Salah satu tolok ukur keberhasilan pembangunan ekonomi daerah adalah pertumbuhan ekonomi daerah yang tinggi sekaligus makin kecilnya ketimpangan distribusi pendapatan. Pertumbuhan ekonomi merupakan proses kenaikan pendapatan perkapita daerah dalam jangka panjang. Teori basis ekonomi menyatakan bahwa faktor utama yang menentukan pertumbuhan ekonomi daerah adalah adanya permintaan barang dan jasa dari luar daerah tersebut, sehingga sumber daya lokal akan dapat menghasilkan kekayaan daerah sekaligus dapat menciptakan peluang kerja di daerah. Hal ini berarti bahwa sumber daya lokal baik sumber daya alam maupun sumber daya manusia sebagai pemegang kunci yang sangat strategis dalam perekonomian suatu daerah. 

Sumber daya lokal yang merupakan potensi ekonomi harus dapat dikembangkan secara optimal sehingga dapat memberikan kontribusi terhadap pembangunan ekonomi daerah. Perkembangan atau pertumbuhan dari masing-masing sektor  perekonomian ditentukan oleh berbagai sebab seperti ketersediaan sumber daya alam dan sumber daya manusia. Menurut Widodo (1990: 41) transformasi struktural merupakan rangkaian perubahan dalam komposisi permintaan, perdagangan, produksi dan penggunaan faktor produksi untuk mempertahankan pertumbuhan ekonomi.

Strategi pembangunan yang dilakukan  untuk mencapai pertumbuhan ekonomi yang tinggi adalah industrialisasi yang biasanya dipusatkan pada titik-titik pertumbuhan tertentu (growth pole). Dalam kegiatan tersebut diharapkan  terjadinya spread effect  dari kegiatan  pusat pertumbuhan sehingga daerah sekitarnya juga akan dapat tumbuh.

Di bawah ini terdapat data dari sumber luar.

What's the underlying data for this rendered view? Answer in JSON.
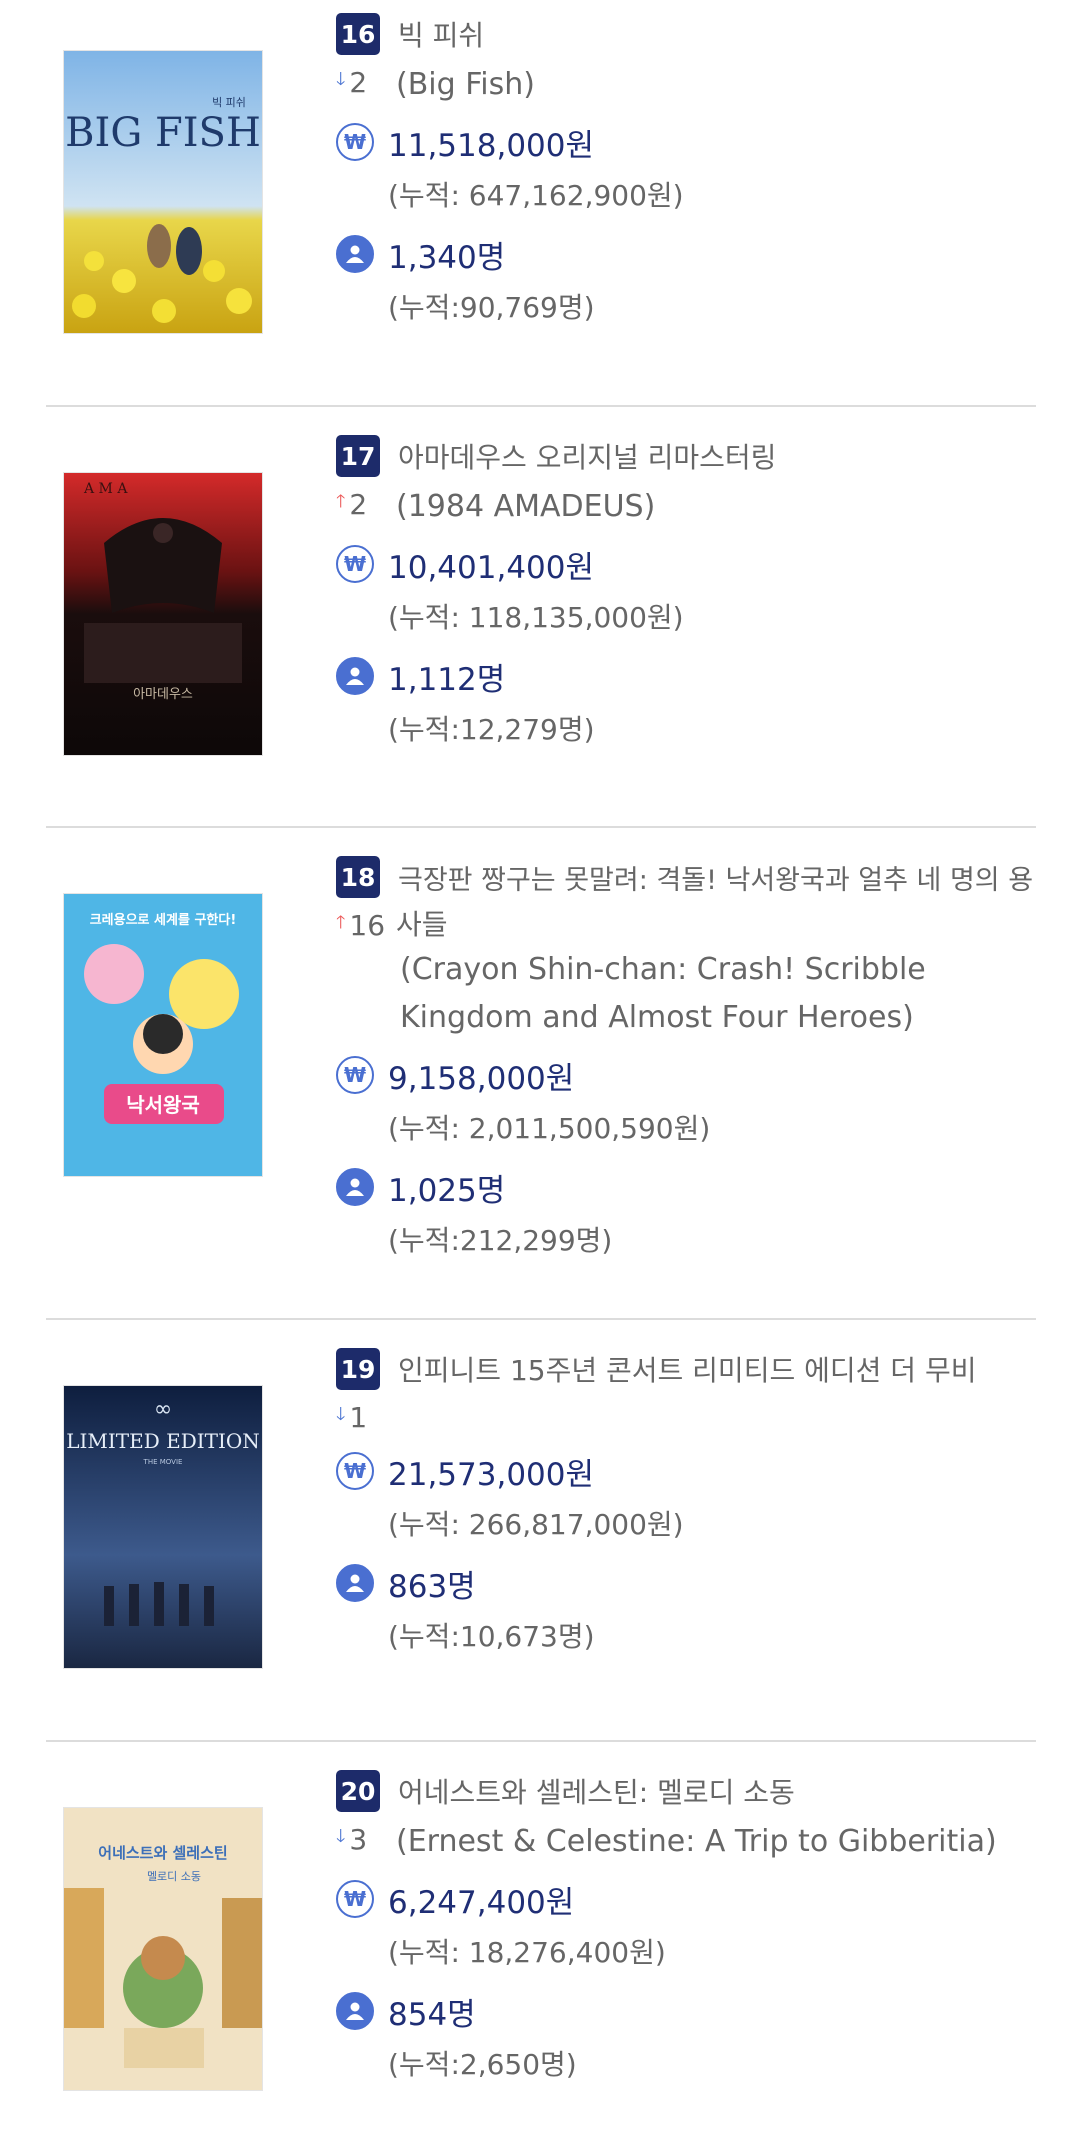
{
  "movies": [
    {
      "rank": "16",
      "change_dir": "down",
      "change": "2",
      "title": "빅 피쉬",
      "original": "(Big Fish)",
      "revenue": "11,518,000원",
      "revenue_total": "(누적: 647,162,900원)",
      "audience": "1,340명",
      "audience_total": "(누적:90,769명)",
      "poster_text": "BIG FISH",
      "poster_sub": "빅 피쉬"
    },
    {
      "rank": "17",
      "change_dir": "up",
      "change": "2",
      "title": "아마데우스 오리지널 리마스터링",
      "original": "(1984 AMADEUS)",
      "revenue": "10,401,400원",
      "revenue_total": "(누적: 118,135,000원)",
      "audience": "1,112명",
      "audience_total": "(누적:12,279명)",
      "poster_text": "아마데우스",
      "poster_sub": "A M A"
    },
    {
      "rank": "18",
      "change_dir": "up",
      "change": "16",
      "title": "극장판 짱구는 못말려: 격돌! 낙서왕국과 얼추 네 명의 용",
      "title_cont": "사들",
      "original_line1": "(Crayon Shin-chan: Crash! Scribble",
      "original_line2": "Kingdom and Almost Four Heroes)",
      "revenue": "9,158,000원",
      "revenue_total": "(누적: 2,011,500,590원)",
      "audience": "1,025명",
      "audience_total": "(누적:212,299명)",
      "poster_text": "낙서왕국",
      "poster_sub": "크레용으로 세계를 구한다!"
    },
    {
      "rank": "19",
      "change_dir": "down",
      "change": "1",
      "title": "인피니트 15주년 콘서트 리미티드 에디션 더 무비",
      "revenue": "21,573,000원",
      "revenue_total": "(누적: 266,817,000원)",
      "audience": "863명",
      "audience_total": "(누적:10,673명)",
      "poster_text": "LIMITED EDITION",
      "poster_sub": "THE MOVIE"
    },
    {
      "rank": "20",
      "change_dir": "down",
      "change": "3",
      "title": "어네스트와 셀레스틴: 멜로디 소동",
      "original": "(Ernest & Celestine: A Trip to Gibberitia)",
      "revenue": "6,247,400원",
      "revenue_total": "(누적: 18,276,400원)",
      "audience": "854명",
      "audience_total": "(누적:2,650명)",
      "poster_text": "어네스트와 셀레스틴",
      "poster_sub": "멜로디 소동"
    }
  ],
  "icons": {
    "won": "won-icon",
    "user": "user-icon"
  },
  "colors": {
    "rank_bg": "#1d2b6a",
    "value": "#1f2e75",
    "icon": "#4a6fd1",
    "up": "#ec5a5a",
    "down": "#4a73d1"
  }
}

Ketidakseimbangan pertumbuhan spatial yang terjadi di Indonesia  merupakan salah satu akibat adanya perbedaan kewenangan yang dimiliki oleh pemerintah pusat dengan pemerintah daerah yang merupakan konsekuensi terhadap sistem pemerintahan yang sentralistik. Implikasi lebih lanjut di antaranya adalah pada kebijakan pemerintah yang berupa penetapan kawasan-kawasan pengembangan. Penetapan kawasan spesifik ini pada dasarnya sangat banyak dipengaruhi oleh pertimbangan-pertimbangan yang dianggap perlu oleh pemerintah, sehingga lokasi-lokasi yang dipilih  adalah daerah-daerah yang berdekatan atau berada pada pusat-pusat pertumbuhan (kota-kota besar). Pemilihan lokasi semacam ini bertujuan untuk memberikan dampak yang dapat memacu pertumbuhan  daerah atau kota tersebut.
Model pembangunan daerah yang diterapkan pada kawasan-kawasan pengembangan merupakan salah satu alternatif yang dapat diterapkan di Indonesia, dengan pertimbangan utama adalah berbagai kendala terutama kemampuan  dana untuk  pembangunan. Dalam skala kecil model tersebut diterapkan pula di daerah  baik  propinsi maupun di kabupaten.